If you could please add a feature to amalgamator that allows it to be invoked from the command line in a way that lets it munge two files from the command line in this fashion, that would be really cool. This is what I’m thinking as an additional feature:

[quote]Usage:
amalgamator HeaderFile TemplateFile TargetFile “FileToReplaceWildcard”[/quote]

In this mode, HeaderFile would be munged with the replacement wildcard “*.h”, just like mungeJuce, but there would be no output. The purpose of munging would be just to fill in the variables alreadyIncludedFiles and includesToIgnore. Then, TemplateFile would be munged for real, like normal, except that the two variables alreadyIncludedFiles and includesToIgnore would be filled in properly.

It would also be really cool if there could be a default option for “FileToReplaceWildcard” that replicated the list in mungeJuce (“.cpp;.c;.h;.mm;*.m”). Here’s what I’m thinking:

If you want, I can make all these changes myself, test them, and email you a new Main.cpp for amalgamator.

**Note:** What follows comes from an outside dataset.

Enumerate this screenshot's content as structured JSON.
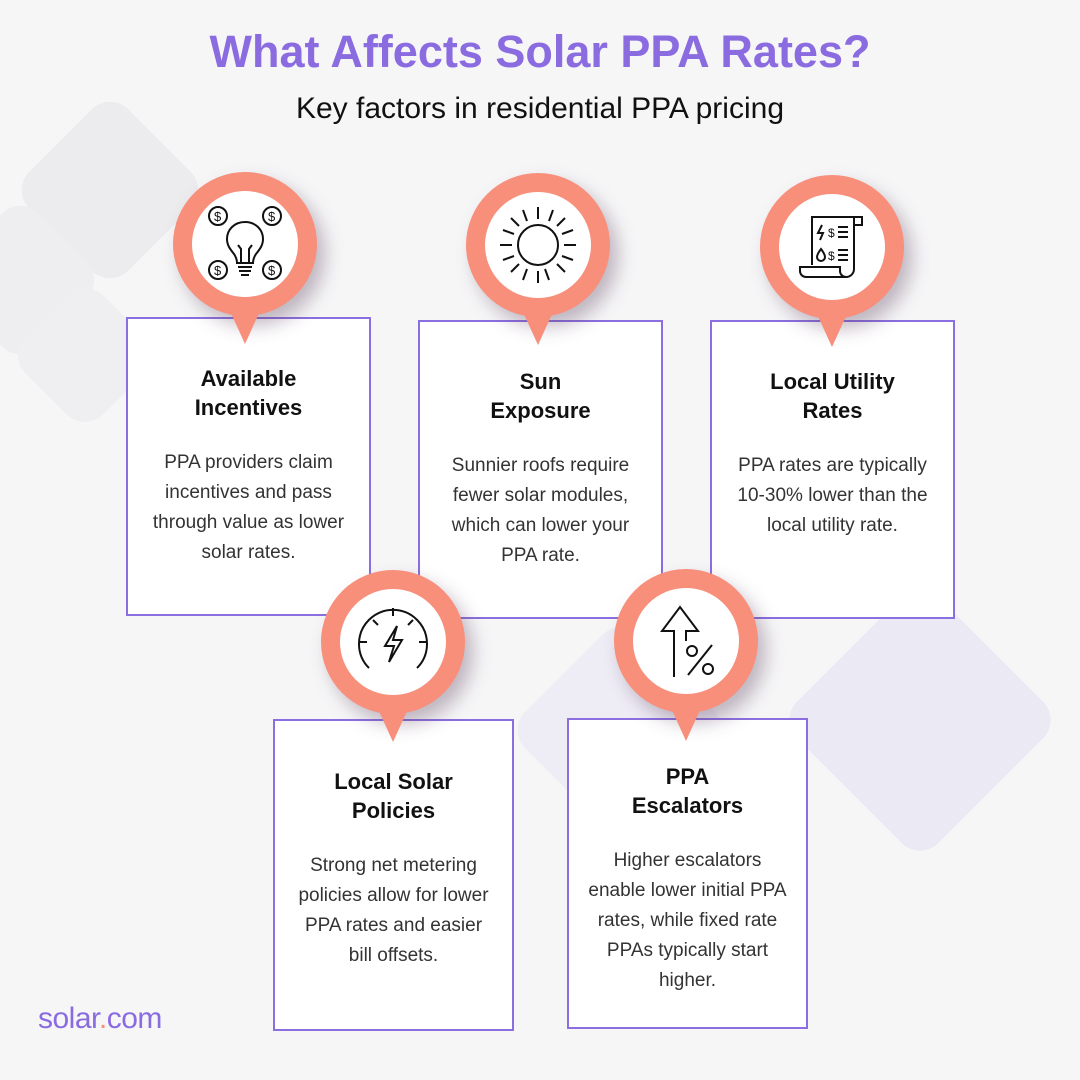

Well, yeah, I did kind of write it to do one specific job! More than happy to look at your changes if you want to send them over, but note that I’ve removed the amalgamator project from the new modules branch to avoid any confusion.

Thinking of ways in which I might want to support amalgamation in the future, I did think that it could be a good alternative for the two current ways of including a module with the introjucer. At the moment, it’ll let you either reference some external module files from your project, or it will create a copy of the module within your project’s folder. There could be another alternative where it copies an amalgamated header and cpp file into your project folder, generating them on the fly. (But of course you hate the introjucer and wouldn’t want that)

:frowning: :frowning: :frowning: How much time to we have before you freeze the old branch? I would like to put in the new amalgamator that has those features I talked about into the old branch before you freeze it, so that it works for that branch. I haven’t written the code yet, but it shouldn’t take more than a few hours to put in and test. If you give me the green light that we can get this new amalgamator into the last revision of the old branch I will get to work on it.

Also, there is one other problem that I forgot to mention. XCode 4 generates two errors when compiling juce_amalgamated_template.cpp, because of these lines:

#if JUCE_BUILD_MISC  // (put these in misc to balance the file sizes and avoid problems in iphone build)
#if JUCE_BUILD_CORE && ! JUCE_ONLY_BUILD_CORE_LIBRARY // do these in the core section to help balance the sizes

The problem is the C++ style comment. In my DspFilters project, I had to delete those two comments in order to get the amalgamation to compile. If you could remove those comments, or move them to the previous line, that would be awesome.

I don’t hate IntroJucer in fact its a pretty cool tool! How awesome is a single cross platform application that lets you manage your source code and automatically produce project files for every build environment? And now, it has integrated source code control. Its not that I hate the tool, it is just that our corporate environment philosophy is to depend on as few custom tools as possible for the build process, to minimize risk.

Sure, when you’re ready, just let me know all the stuff that you had to change in that branch and I’ll do some merging.